不远处,笑容莫测的太子。
余竞瑶回了正堂,脸色略显黯淡。她借口自己头痛难忍,执意回府。公主看着和她脚前脚后归来的陆勉,明白了什么,同意了。只是公主府的马车刚刚去送受了惊吓的阮莛雯,她需等一等。此刻世子带着郡主回来了,听闻余竞瑶要走,便告辞带她一同回去。沈怡君不悦,拗不过哥哥,只得和她同车而归。
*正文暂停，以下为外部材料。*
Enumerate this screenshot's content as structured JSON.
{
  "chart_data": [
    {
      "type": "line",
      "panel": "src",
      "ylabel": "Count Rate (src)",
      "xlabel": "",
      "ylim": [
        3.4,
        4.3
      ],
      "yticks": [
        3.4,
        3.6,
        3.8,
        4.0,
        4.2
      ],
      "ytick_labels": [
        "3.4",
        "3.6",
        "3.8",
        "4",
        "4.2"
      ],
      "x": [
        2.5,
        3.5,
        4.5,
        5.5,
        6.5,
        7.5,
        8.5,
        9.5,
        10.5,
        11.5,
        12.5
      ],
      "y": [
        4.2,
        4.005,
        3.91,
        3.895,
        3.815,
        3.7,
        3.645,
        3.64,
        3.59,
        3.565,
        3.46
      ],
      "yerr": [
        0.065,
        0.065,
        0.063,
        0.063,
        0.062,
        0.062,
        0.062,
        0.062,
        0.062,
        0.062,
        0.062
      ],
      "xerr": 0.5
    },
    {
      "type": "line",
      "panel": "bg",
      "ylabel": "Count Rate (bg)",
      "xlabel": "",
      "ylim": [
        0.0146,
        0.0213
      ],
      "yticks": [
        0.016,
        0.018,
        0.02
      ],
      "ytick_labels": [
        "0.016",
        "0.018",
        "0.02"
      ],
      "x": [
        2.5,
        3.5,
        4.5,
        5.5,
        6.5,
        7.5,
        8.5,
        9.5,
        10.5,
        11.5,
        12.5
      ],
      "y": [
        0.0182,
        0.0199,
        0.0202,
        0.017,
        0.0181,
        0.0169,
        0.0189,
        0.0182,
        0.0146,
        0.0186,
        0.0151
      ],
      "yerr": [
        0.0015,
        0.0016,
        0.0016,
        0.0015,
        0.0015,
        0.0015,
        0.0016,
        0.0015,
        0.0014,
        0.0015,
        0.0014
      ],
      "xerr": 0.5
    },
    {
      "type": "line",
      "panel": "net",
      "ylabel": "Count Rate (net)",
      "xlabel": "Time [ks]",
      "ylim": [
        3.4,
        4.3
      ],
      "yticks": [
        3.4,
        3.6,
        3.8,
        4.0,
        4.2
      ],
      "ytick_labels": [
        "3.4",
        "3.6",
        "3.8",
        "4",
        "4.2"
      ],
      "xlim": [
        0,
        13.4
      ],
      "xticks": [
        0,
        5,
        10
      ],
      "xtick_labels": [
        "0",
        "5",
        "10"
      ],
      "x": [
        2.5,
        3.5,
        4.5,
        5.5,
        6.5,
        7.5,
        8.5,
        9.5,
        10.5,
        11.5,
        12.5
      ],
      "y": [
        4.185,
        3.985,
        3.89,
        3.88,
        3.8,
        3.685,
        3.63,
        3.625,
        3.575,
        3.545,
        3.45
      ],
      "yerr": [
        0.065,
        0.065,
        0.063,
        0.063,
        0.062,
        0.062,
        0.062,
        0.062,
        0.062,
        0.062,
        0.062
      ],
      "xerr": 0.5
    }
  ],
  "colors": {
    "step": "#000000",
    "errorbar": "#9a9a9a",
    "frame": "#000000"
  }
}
众人送他三人出门,陆勉跟在其后。在余竞瑶上车之刻,他走上前来,唤住了她。余竞瑶本不想和他说话,只是当着众人,不得不留分情面。
“把这个带着吧。”陆勉递过了那个装着软鞭的木匣。
余竞瑶不接,语气决绝。“不要。”
“就当我方才的赔礼。”陆勉坚持。
余竞瑶依旧不收。公主上前来劝,还未开口,就瞧着一只白皙莹缜的手从余竞瑶的身后伸出,接过了木匣。余竞瑶惊诧回首,心猛地一紧。
“我替皇子妃收了。”沈彦钦含笑道,说罢便打开了木匣。
“原来是条软鞭。”沈彦钦取出来,打量一番,随即迅雷之势地朝着公主府门口的石狮甩去。这手法,不差余竞瑶分毫,鞭子一绕,卷住了石狮。沈彦钦陡地一扽,啪的一声巨响,这鞭子竟断了。